The literary term utopia denotes an illusionary place that projects the notion of a perfect society to the reader. Here, the “perfect society” refers to ideal conditions achieved within the material world as opposed to the expected idealism of afterlife in Christianity or other religions. Further, the citizens presiding in such utopias are bearers of a perfect moral code, or at the least, every violator of the moral code is harshly punished. A utopian society is one where all social evils have been cured.
An important distinction to be appreciated is that between imaginary utopias and live heterotopias. However, the terms should not be treated as opposites of each other. They denote a midway experience referring to instances that are real as well as unreal. Most of the examples that Foucault provides of heterotopias include several utopian aspects. However, the relationship between these two notions has tended to be ignored in the interpretation of heterotopia.

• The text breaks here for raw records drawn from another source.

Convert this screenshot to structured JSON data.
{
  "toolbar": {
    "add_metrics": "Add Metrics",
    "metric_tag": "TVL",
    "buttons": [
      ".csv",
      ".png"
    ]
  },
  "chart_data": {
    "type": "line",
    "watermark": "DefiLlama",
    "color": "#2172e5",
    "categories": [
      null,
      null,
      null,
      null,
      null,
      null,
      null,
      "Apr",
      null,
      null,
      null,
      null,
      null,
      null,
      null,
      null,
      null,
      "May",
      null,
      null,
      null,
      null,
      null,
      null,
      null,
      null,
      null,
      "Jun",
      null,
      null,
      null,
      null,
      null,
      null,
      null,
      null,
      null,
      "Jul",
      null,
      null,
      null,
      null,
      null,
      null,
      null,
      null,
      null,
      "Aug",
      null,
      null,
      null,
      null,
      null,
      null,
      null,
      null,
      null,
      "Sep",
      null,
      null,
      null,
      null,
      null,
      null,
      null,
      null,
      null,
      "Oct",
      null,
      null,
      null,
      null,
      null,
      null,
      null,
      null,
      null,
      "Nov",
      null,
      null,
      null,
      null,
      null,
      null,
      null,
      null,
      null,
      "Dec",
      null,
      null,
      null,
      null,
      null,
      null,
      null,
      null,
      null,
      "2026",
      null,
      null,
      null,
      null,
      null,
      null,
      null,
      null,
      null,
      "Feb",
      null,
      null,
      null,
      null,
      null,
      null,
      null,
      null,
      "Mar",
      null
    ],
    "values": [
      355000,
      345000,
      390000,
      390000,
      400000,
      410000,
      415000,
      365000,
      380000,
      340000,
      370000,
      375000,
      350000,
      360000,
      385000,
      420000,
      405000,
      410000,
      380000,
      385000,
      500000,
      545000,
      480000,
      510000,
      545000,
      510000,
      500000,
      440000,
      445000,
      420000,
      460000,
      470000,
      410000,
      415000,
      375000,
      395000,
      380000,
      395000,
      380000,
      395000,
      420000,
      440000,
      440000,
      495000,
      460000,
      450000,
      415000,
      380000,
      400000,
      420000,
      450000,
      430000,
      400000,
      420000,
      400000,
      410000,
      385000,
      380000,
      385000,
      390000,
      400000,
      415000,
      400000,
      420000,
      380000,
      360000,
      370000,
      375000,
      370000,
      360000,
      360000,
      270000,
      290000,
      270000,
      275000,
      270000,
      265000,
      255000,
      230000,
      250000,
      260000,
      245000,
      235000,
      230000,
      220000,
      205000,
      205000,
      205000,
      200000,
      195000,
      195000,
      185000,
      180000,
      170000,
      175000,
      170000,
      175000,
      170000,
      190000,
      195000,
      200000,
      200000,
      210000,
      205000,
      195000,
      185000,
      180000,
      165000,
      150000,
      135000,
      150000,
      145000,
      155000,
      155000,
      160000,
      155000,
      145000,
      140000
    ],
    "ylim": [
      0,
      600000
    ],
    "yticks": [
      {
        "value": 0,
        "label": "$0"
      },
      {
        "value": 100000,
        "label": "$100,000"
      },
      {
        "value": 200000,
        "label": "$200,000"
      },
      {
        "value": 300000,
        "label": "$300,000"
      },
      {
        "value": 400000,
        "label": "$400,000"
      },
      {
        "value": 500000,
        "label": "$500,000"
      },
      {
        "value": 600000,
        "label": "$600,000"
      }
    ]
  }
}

Description of Utopian Literature
A piece of writing that concerns itself with the description of a perfect society in the physical world as opposed to the perfection of afterlife is termed as Utopian literature. However, the original motives behind utopian novel were political, social and philosophical. Plato’s Republic, is usually considered the first in history among the examples of utopia.
Some traces of utopian elements can be found in Arthurian literature in the idealization of King Arthur’s court at Camelot, but the trend followed by medieval poets involved romanticizing an imaginary past rather than using hypothetical utopias for the purposes of criticizing political institutions and suggesting alternatives. It was by the time of Sir Thomas More (in his book Utopia in 1516) that the notion of utopia was practically manifested, and his name for the imaginary kingdom then became the new name for referring to the genre.
Utopia examples show common characteristics. These include an elaborate description of the geographic structures of the imaginary landscape by the native guides that familiarize the narrator to the ways through the region. He is an outsider to the utopian society, and harbors extensive skepticism regarding modern political, social, economic, or ethical problems. One of the common misunderstandings is that utopian models serve to project a better way of life. To the contrary, the reason behind such literature is to help the reader envision the problems, paradoxes, or faults entrenched within the existing political framework.
The examples quoted below portray various scenarios of utopia.
Campanella’s City of the Sun
Bacon’s New Atlantis
Samuel Gott’s New Jerusalem
Winstanley’s The Law of Freedom in a Platform
Edward Bellamy’s Looking Backward
William Morris’s News from Nowhere
Theodor Hertzka’s Freeland
H. G. Wells’s A Modern Utopia
Functions of Utopia
Over the time, the vision encapsulating the notion of utopia has suffered radical transformations. Events as war, church reform, revolution and economic changes have contributed towards the construction of a new type of utopia.
The term utopia formulated new shapes and new prefixes, each type having its own function and its own use. They are generally employed as a means of constructing an organized society in the reader’s mind. The writer makes use of the tool to highlight the discrepancies prevalent within an existing political and legal framework.
A utopian society is framed in a manner, which presents to the reader an ideal sociopolitical culture. The writer is presenting his audience with a standard example of a socially and morally fit society with the use of utopia to make them realize the various deficiencies of their existing societal framework. It is a tool for exposing the flaws prevalent within an existing political structure. Further, the tool has been widely employed in writings where the writers have intended to make an impact on the conscience of the reader. The writer uses utopia in order to portray a scenic picture in the eyes of the reader, in an attempt to make him fully appreciate the various diverging factors contributing towards the failings of the existing society. It deals with constructing a standard sociopolitical society in the reader’s mind in order to criticize the prevalent legal norms.